In another echo of Personal Injuries, one of the characters, like Robbie in the earlier book, practises law over a period of years without being qualified to do so.
Testimony
I posted a review of Testimony a few years ago, when I was still doing that sort of thing. As in Ordinary Heroes we’re far from Kindle County, though there’s still a connection. A former US Attorney and criminal defence lawyer in private practice has gone to work for the International Criminal Court in The Hague, where he begins an investigation into whether an alleged war crime actually happened. So, once again, Turow is leading us onto (in this case conspicuously) unfamiliar territory which nevertheless has some links to what we have previously been shown.
The Last Trial
The Last Trial puts Sandy Stern centre stage again, somewhere he hasn’t really been since the second novel, The Burden of Proof.
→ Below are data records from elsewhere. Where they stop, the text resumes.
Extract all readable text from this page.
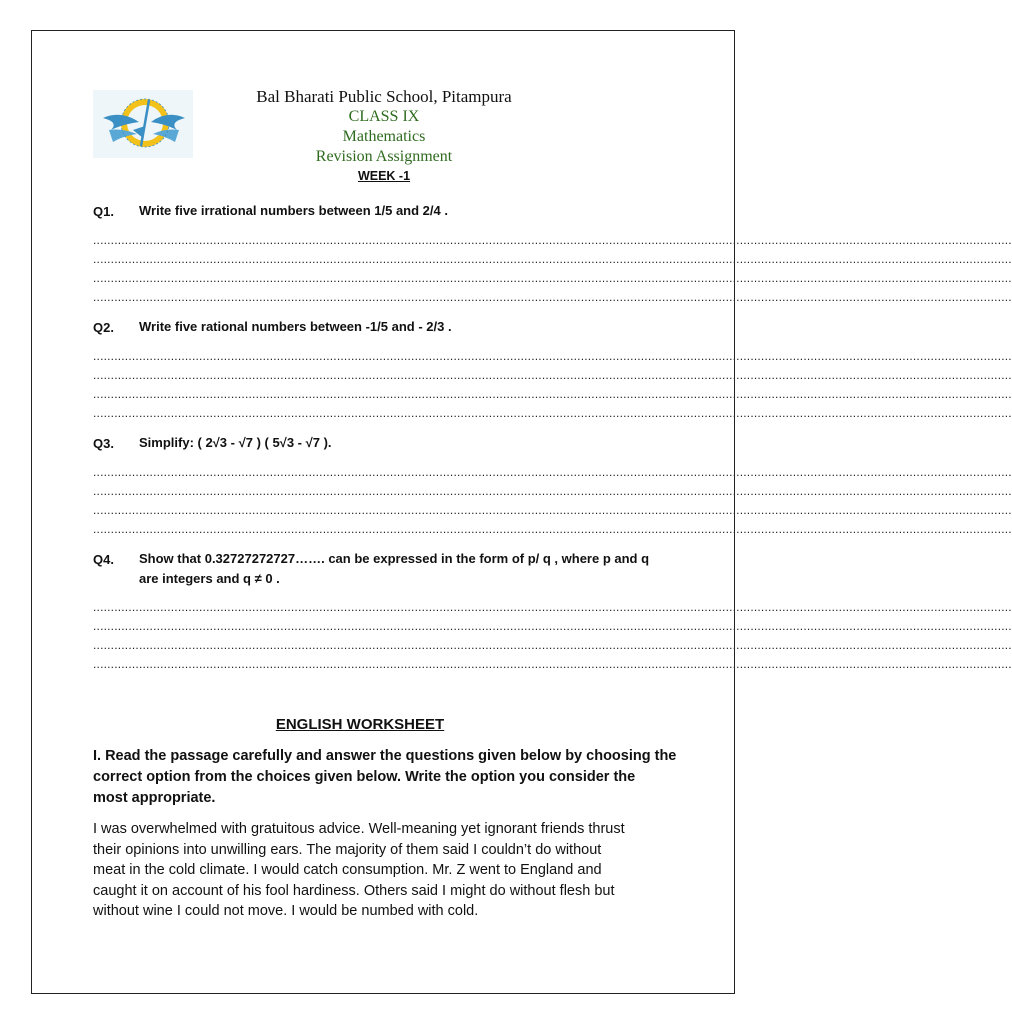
Bal Bharati Public School, Pitampura
CLASS IX
Mathematics
Revision Assignment
WEEK -1
Q1. Write five irrational numbers between 1/5 and 2/4 .
....................................................................................................................................................................................................................................................................
....................................................................................................................................................................................................................................................................
....................................................................................................................................................................................................................................................................
....................................................................................................................................................................................................................................................................
Q2. Write five rational numbers between -1/5 and - 2/3 .
....................................................................................................................................................................................................................................................................
....................................................................................................................................................................................................................................................................
....................................................................................................................................................................................................................................................................
....................................................................................................................................................................................................................................................................
Q3. Simplify: ( 2√3 - √7 ) ( 5√3 - √7 ).
....................................................................................................................................................................................................................................................................
....................................................................................................................................................................................................................................................................
....................................................................................................................................................................................................................................................................
....................................................................................................................................................................................................................................................................
Q4. Show that 0.32727272727……. can be expressed in the form of p/ q , where p and q
are integers and q ≠ 0 .
....................................................................................................................................................................................................................................................................
....................................................................................................................................................................................................................................................................
....................................................................................................................................................................................................................................................................
....................................................................................................................................................................................................................................................................
ENGLISH WORKSHEET
I. Read the passage carefully and answer the questions given below by choosing the
correct option from the choices given below. Write the option you consider the
most appropriate.
I was overwhelmed with gratuitous advice. Well-meaning yet ignorant friends thrust
their opinions into unwilling ears. The majority of them said I couldn’t do without
meat in the cold climate. I would catch consumption. Mr. Z went to England and
caught it on account of his fool hardiness. Others said I might do without flesh but
without wine I could not move. I would be numbed with cold.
He has been widowed again, is now in his mid 80s, has had cancer, and is about to retire, but takes on the demanding — maybe too demanding — case of an old friend, who turns out not to be as admirable as Sandy had been willing to believe. Again, as in The Laws of Our Fathers, Sonny is conducting a bench trial but this time the offence is very different. There’s a murder charge (which is quickly dismissed, leaving Sandy’s client still facing counts of fraud and insider trading) but it arises out of the manufacture and supply of allegedly lethal medicines rather than a street shooting, as in the earlier novel. So, even though Turow is revisiting old territory, he’s still breaking new ground.
Correction: “bench trial”
Sandy’s last trial is before a jury. I don’t know where I got the impression it was a bench trial; maybe my memory is playing tricks on me.Suspect
The final novel, so far, is Suspect. I’ve read it once and intend to read it again soon. I’d like to have reread it before I attempt to comment, except to say that once again, it’s a departure. It’s set in a law firm but one that has to hustle for business and is much less prestigious than Sandy’s had become by the time he closed it. Sandy’s granddaughter, Clarice, known as Pinky, works for them as a private investigator.
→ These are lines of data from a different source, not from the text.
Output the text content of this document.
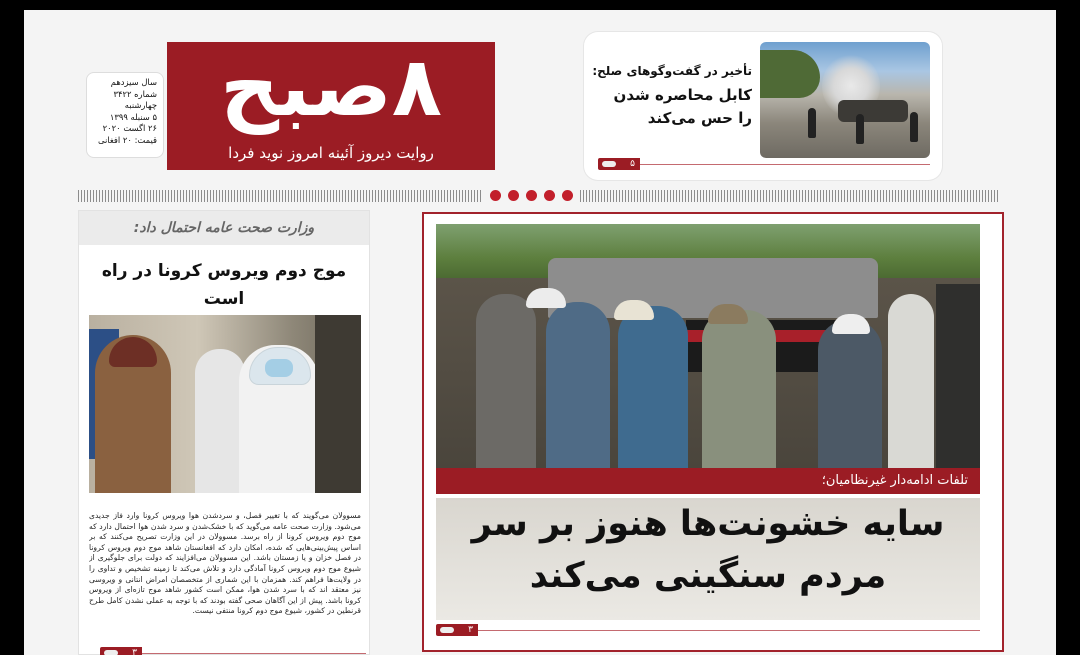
۸صبح
روایت دیروز آئینه امروز نوید فردا
سال سیزدهم
شماره ۳۴۲۲
چهارشنبه
۵ سنبله ۱۳۹۹
۲۶ اگست ۲۰۲۰
قیمت: ۲۰ افغانی
تأخیر در گفت‌وگوهای صلح:
کابل محاصره شدن
را حس می‌کند
۵
وزارت صحت عامه احتمال داد:
موج دوم ویروس کرونا در راه است
مسوولان می‌گویند که با تغییر فصل، و سردشدن هوا ویروس کرونا وارد فاز جدیدی می‌شود. وزارت صحت عامه می‌گوید که با خشک‌شدن و سرد شدن هوا احتمال دارد که موج دوم ویروس کرونا از راه برسد. مسوولان در این وزارت تصریح می‌کنند که بر اساس پیش‌بینی‌هایی که شده، امکان دارد که افغانستان شاهد موج دوم ویروس کرونا در فصل خزان و یا زمستان باشد. این مسوولان می‌افزایند که دولت برای جلوگیری از شیوع موج دوم ویروس کرونا آمادگی دارد و تلاش می‌کند تا زمینه تشخیص و تداوی را در ولایت‌ها فراهم کند. همزمان با این شماری از متخصصان امراض انتانی و ویروسی نیز معتقد اند که با سرد شدن هوا، ممکن است کشور شاهد موج تازه‌ای از ویروس کرونا باشد. پیش از این آگاهان صحی گفته بودند که با توجه به عملی نشدن کامل طرح قرنطین در کشور، شیوع موج دوم کرونا منتفی نیست.
۳
تلفات ادامه‌دار غیرنظامیان؛
سایه خشونت‌ها هنوز بر سر
مردم سنگینی می‌کند
۳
For Turow to offer the reader such a different experience each time seems to me a brave approach for an author to take. To have followed up the stellar success of Presumed Innocent by sending his publisher the manuscript for The Burden of Proof, and then continuing with Pleading Guilty were acts of extraordinary self-confidence. It’s a self-confidence that has been amply justified in the years since.